Thursday, November 11th, 2004
Surrender To Jonathan
I know nothing about Jonathan Richman. Okay, that’s not entirely true – I know he fronted The Modern Lovers, that he is enormously influential and that he was in Something About Mary. And that my brother has an inexplicable hatred for the man. But besides that, nada. So when I was persuaded to go see him on the final night of his three-night stand at the Lula Lounge, I figured, “why not?” It’s not like I go to many shows, it was nice to have a night out.
I’d never been to Lula Lounge before, and now that I’ve been, I can declare it as having possibly the most unforgiving floor for standing in the Greater Toronto Area, save maybe the Opera House. Dear God did that hurt. Otherwise, it’s kind of a weird joint, very much a restaurant with a stage, giving the place a dinner theatre vibe. Considering that it’s way out in the west end of the city (way out relative to my usual turf, anyway) and they rarely book acts I’m interested in, I don’t think I’ll have to get too acquianted with the place in the future.
Opening things up was Jesse DeNatale, who seemed to epitomize Atlantic City – he looked like a cross between Bruce Springsteen and Dean Martin and sounded like he was closing out a late set in an almost-empty casino showroom. These comments are meant to be complimentary, by the way. He played a very brief set, but I liked it.
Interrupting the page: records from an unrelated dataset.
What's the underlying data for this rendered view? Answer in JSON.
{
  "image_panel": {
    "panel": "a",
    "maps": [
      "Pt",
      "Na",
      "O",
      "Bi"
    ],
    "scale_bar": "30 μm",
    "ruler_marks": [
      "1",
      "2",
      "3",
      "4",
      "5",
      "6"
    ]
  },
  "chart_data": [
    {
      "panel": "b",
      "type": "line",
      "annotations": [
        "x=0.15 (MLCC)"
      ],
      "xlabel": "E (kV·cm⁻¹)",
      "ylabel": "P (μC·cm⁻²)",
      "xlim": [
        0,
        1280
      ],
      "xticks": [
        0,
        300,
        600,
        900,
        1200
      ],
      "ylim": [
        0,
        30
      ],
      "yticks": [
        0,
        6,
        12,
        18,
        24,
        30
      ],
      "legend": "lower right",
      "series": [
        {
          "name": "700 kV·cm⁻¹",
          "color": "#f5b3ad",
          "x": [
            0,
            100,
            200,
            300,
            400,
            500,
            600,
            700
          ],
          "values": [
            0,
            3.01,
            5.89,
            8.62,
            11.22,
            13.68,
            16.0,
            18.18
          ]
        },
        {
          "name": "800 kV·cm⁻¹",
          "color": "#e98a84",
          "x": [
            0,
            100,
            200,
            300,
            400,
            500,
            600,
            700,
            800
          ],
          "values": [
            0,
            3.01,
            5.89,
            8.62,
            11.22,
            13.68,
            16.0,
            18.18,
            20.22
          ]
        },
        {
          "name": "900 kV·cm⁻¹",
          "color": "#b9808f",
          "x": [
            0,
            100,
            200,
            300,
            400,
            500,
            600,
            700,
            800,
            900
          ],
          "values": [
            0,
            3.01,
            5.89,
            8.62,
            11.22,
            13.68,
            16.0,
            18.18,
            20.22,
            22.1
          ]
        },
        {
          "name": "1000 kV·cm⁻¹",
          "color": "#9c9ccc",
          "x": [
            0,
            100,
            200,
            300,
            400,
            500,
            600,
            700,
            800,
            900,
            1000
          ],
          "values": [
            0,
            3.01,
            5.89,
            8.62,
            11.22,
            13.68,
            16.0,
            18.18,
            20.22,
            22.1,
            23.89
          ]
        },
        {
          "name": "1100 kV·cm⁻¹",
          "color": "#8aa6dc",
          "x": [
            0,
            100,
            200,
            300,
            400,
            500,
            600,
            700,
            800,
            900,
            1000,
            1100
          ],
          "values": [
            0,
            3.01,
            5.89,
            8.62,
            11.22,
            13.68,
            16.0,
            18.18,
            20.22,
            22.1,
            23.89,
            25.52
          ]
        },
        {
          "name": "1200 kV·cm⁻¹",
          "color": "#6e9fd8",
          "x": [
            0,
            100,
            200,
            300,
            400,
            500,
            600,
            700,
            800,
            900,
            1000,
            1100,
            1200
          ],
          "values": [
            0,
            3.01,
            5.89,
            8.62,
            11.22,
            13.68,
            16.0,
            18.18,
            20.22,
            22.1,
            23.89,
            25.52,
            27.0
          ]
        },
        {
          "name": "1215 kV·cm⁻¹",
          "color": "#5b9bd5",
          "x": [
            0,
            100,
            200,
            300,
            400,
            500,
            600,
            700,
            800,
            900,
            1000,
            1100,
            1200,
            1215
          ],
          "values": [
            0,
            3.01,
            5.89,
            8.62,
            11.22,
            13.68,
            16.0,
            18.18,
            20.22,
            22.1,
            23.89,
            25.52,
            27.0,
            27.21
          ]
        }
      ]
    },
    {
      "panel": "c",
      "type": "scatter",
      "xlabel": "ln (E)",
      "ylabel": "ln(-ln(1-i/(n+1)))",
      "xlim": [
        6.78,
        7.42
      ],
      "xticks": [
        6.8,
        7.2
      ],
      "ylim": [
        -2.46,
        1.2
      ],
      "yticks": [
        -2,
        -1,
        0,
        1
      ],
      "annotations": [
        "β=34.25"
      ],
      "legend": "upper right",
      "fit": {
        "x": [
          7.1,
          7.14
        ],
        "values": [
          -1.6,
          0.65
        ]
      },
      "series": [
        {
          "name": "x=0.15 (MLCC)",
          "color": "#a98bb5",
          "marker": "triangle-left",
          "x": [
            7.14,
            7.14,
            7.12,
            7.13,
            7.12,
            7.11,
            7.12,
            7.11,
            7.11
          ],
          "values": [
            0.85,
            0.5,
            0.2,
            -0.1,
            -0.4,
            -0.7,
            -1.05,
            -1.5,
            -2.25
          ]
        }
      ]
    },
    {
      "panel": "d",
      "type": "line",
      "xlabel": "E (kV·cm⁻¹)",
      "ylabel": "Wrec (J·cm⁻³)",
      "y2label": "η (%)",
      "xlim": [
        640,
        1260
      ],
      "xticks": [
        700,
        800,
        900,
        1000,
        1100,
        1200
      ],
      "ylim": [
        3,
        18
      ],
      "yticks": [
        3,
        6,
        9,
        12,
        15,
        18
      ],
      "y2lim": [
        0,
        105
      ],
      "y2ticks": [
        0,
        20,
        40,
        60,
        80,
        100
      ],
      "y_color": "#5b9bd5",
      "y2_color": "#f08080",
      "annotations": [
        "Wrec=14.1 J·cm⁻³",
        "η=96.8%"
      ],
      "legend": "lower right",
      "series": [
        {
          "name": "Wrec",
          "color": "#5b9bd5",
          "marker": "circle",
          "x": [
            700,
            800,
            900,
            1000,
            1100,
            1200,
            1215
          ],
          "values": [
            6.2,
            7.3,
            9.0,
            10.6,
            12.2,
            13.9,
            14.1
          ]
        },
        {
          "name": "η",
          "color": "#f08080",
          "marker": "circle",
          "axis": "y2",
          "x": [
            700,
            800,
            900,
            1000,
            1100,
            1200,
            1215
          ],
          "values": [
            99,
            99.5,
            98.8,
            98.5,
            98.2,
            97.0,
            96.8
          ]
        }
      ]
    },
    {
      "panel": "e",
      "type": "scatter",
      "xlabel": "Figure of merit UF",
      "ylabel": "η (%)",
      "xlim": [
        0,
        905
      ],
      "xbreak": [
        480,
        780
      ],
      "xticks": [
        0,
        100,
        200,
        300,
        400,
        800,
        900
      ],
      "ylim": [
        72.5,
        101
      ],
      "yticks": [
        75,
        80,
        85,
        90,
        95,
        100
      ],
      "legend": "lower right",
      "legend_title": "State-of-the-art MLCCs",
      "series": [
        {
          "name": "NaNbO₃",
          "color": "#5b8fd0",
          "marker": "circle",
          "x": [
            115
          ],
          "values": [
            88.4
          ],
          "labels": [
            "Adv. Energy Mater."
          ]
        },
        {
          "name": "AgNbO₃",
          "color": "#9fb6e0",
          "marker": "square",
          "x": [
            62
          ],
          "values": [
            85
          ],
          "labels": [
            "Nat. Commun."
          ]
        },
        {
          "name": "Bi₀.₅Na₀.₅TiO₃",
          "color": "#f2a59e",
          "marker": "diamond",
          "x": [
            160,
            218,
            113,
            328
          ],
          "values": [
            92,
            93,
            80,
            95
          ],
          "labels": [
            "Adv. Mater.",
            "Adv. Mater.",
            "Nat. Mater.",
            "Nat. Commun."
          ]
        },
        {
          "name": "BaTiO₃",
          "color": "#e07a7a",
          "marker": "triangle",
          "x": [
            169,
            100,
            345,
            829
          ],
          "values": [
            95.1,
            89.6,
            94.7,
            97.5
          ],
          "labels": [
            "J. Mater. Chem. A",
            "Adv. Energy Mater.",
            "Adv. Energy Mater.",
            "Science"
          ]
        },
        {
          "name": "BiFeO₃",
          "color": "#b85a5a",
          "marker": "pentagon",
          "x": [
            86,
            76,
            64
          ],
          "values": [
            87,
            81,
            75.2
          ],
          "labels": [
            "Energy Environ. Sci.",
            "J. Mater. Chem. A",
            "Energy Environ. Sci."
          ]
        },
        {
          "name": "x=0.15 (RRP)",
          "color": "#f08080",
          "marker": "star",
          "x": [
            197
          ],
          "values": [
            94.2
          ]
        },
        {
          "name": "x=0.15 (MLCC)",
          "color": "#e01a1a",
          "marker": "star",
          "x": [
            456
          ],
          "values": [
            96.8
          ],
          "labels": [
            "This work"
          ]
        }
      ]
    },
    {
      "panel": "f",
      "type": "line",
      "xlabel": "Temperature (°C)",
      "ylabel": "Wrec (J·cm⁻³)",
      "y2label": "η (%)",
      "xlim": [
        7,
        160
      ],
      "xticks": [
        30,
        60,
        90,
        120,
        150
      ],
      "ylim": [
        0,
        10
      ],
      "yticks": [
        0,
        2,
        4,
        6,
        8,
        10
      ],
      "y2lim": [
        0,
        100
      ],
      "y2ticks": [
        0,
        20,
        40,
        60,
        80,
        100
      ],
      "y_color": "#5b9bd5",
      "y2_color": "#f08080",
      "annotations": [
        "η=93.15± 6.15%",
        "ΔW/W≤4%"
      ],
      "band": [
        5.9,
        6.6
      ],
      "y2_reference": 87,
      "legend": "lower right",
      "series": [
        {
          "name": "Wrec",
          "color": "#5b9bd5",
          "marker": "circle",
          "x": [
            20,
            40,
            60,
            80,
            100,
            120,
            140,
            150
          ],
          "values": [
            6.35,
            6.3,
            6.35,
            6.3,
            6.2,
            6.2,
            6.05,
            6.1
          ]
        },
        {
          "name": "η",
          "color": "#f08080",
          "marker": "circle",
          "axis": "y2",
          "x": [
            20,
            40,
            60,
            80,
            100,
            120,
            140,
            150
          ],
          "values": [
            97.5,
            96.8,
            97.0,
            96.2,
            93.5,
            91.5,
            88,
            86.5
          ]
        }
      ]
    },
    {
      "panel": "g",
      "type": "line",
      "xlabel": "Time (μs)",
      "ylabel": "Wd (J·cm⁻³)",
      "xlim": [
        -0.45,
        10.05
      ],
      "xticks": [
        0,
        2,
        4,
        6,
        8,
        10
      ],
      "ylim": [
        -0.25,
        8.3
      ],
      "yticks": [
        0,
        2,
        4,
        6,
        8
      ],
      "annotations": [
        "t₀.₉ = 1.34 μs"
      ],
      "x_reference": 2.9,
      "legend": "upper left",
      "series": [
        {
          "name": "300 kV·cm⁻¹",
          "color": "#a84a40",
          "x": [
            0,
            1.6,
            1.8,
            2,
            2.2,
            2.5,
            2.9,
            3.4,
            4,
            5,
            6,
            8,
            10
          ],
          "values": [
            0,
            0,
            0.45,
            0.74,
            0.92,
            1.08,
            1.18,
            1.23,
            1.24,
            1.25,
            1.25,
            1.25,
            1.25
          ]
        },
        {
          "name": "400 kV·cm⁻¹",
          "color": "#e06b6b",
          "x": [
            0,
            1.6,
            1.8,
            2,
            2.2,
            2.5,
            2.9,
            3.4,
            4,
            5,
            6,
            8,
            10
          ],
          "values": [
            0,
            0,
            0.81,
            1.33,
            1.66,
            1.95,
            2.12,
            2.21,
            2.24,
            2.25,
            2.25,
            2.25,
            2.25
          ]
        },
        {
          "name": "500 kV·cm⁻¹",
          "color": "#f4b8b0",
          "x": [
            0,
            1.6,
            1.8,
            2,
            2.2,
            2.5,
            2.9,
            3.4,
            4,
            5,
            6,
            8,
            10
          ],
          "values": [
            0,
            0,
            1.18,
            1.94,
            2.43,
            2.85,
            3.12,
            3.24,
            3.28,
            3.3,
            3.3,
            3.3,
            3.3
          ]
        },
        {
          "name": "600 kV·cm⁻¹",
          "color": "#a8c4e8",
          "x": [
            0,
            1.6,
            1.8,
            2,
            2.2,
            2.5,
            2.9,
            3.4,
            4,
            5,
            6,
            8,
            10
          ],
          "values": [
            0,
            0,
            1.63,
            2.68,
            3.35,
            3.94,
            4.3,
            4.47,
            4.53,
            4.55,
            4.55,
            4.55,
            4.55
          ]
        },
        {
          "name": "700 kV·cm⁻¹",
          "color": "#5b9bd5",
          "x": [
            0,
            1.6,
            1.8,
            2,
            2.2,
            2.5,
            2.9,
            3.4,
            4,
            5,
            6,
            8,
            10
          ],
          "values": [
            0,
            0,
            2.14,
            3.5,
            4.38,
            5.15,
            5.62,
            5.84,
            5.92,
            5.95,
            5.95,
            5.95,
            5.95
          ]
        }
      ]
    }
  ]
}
As for JR, well it was strangely entertaining. The guy has a very particular and peculiar onstage persona, with his facial expressions vascillating between looks of intense joy and intense pain. Song topics ranged from girls, girls and girls, but also classic painters like Van Gogh and Picasso, and how they related to girls. He occasionally did little dances, told sing-songy stories that may or may not have actually been part of the song and frequently fidgeted with his mic setup or the mixer he had in back of the stage. Sometimes he’d just stop and stare out into the audience with this wide-eyed look of amazement that all these people were clapping for him. I actually recognized a few songs, but was enjoying the performance even though it was mostly all new to me. The latter part of the set was done largely in Spanish or Italian, but whether they understood or not, the crowd ate it up. Jonathan Richman fans do love Jonathan Richman. Me, I was more impressed with his drummer Tommy Larkins who had the daunting task of anchoring space cadet Richman and performed with great aplomb. He had a tiny, basic kit but absolutely made the most of it. Impressive.
Overall, I enjoyed the show despite the aching back and knees (damn you, floor!). It’s nice to go see someone entirely new and be impressed. Photos here. Michael from For The Records was at the Monday night show and has a review of that performance.
NOW asks Sufjan Stevens about God and his part in the ‘indie-folk’ movement. The Toronto Star as well (login: email@example.com/stinkypete). I’m seeing Sufjan on Tuesday at Lee’s Palace and I’ve still not heard one note of his music. In fact, if I’m being completely honest, the main reason I’m going is that everyone is telling me I need to and that Stereogum pointed out that Sufjan’s xylophonist is uber-cute. I’m not too proud to admit that.
Billboard has this little piece on the Pixies and how they’re releasing live discs of the show for sale immediately after the show ends through DiscLive. They did this on the Spring tour, so yes, it’s old news, but what I found interesting was that while every other city has their quantities limited to 1000 pieces, they’re making 1500 for each of the two Toronto dates. Do we have some reputation for being more open to buying shiny trinkets and gewgaws? Maybe so. Did anyone get one of the live discs from the Spring and if so, how do they sound?